Some of the sharpest minds are recruited for psyops (psychological warfare} and Eric Blair just happened to have an acute literary flair – and a profound loathing for the cynical mass-control mechanisms installed by the ruling elite to perpetuate its feudalist stranglehold on the human imagination. Upon leaving Burma he embraced anarchism with a vengeance, and then swung to the extreme left, fighting fascism in the Spanish Civil War. Then he got disenchanted by the communist movement and chose the life of a penniless vagabond for several years – an experience that spawned his first book, Down and Out in Paris and London (1933), and later The Road to Wigan Pier (1937). The soul’s yearning for freedom is doomed to futility in Orwell’s universe, and one gets the sense that he finally gives up fighting the Status Quo because he can see no way out: it’s a task he finds morally repugnant, but he will serve the Dark Lords of the Matrix by inserting himself into 10 Downing Street as a future prime minister – not as an Orwell, of course, but as a Blair – in any case, as someone supremely fluent in Doublethink and Newspeak.

Therein lies the poignant irony of Orwell’s dark, visionary novels – especially 1984 (written in 1948) which is a perfect prescription for a Big Brother power elite ruling through sloganeering, disinformation and public relations – and when all that fails, ruthless police brutality. Precisely the sort of world we find ourselves living in today, where war is peace and might is right, and history an infinitely rewritable cut-and-paste business.

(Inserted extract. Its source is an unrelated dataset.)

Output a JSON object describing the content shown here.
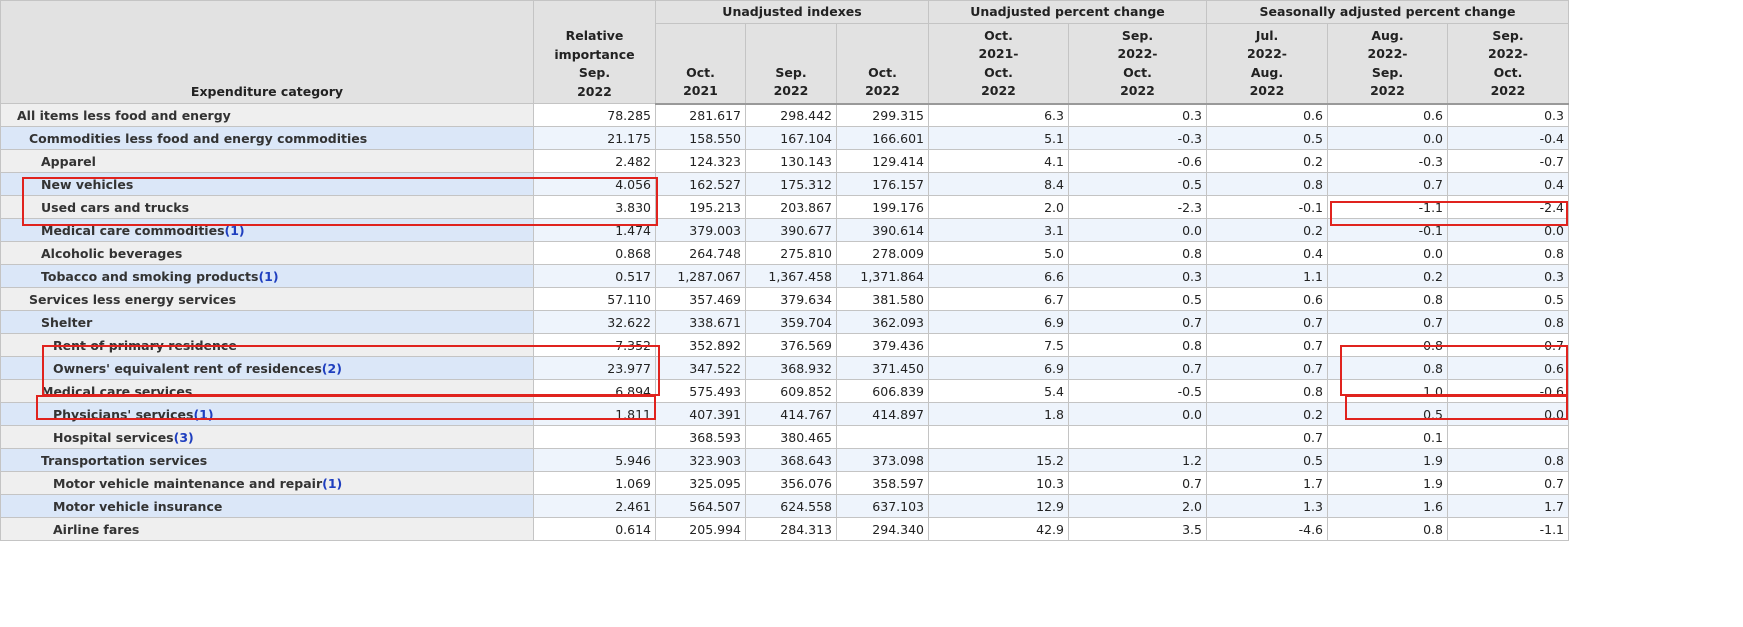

Winston Smith, the chief protagonist of 1984, is turned about by the mind control experts in Room 101 where, confronted by his deepest, darkest fears, his rebellious individualism is broken – and the novel concludes bleakly with the socially rehabilitated citizen Smith drinking Victory gin at the local and watching Big Brother on the boob tube along with all the other faceless plebes – while the chorus of a popular ditty echoes in his brain: “Under the spreading chestnut tree/I sold you and you sold me.”

But Orwell’s intellectual integrity and his extraordinary skill as a writer more than redeem his own internal conflicts – and his readers are left with the onus to seek, and ultimately find, a non-polarized resolution beyond the dire straits of divide-and-rule dualism.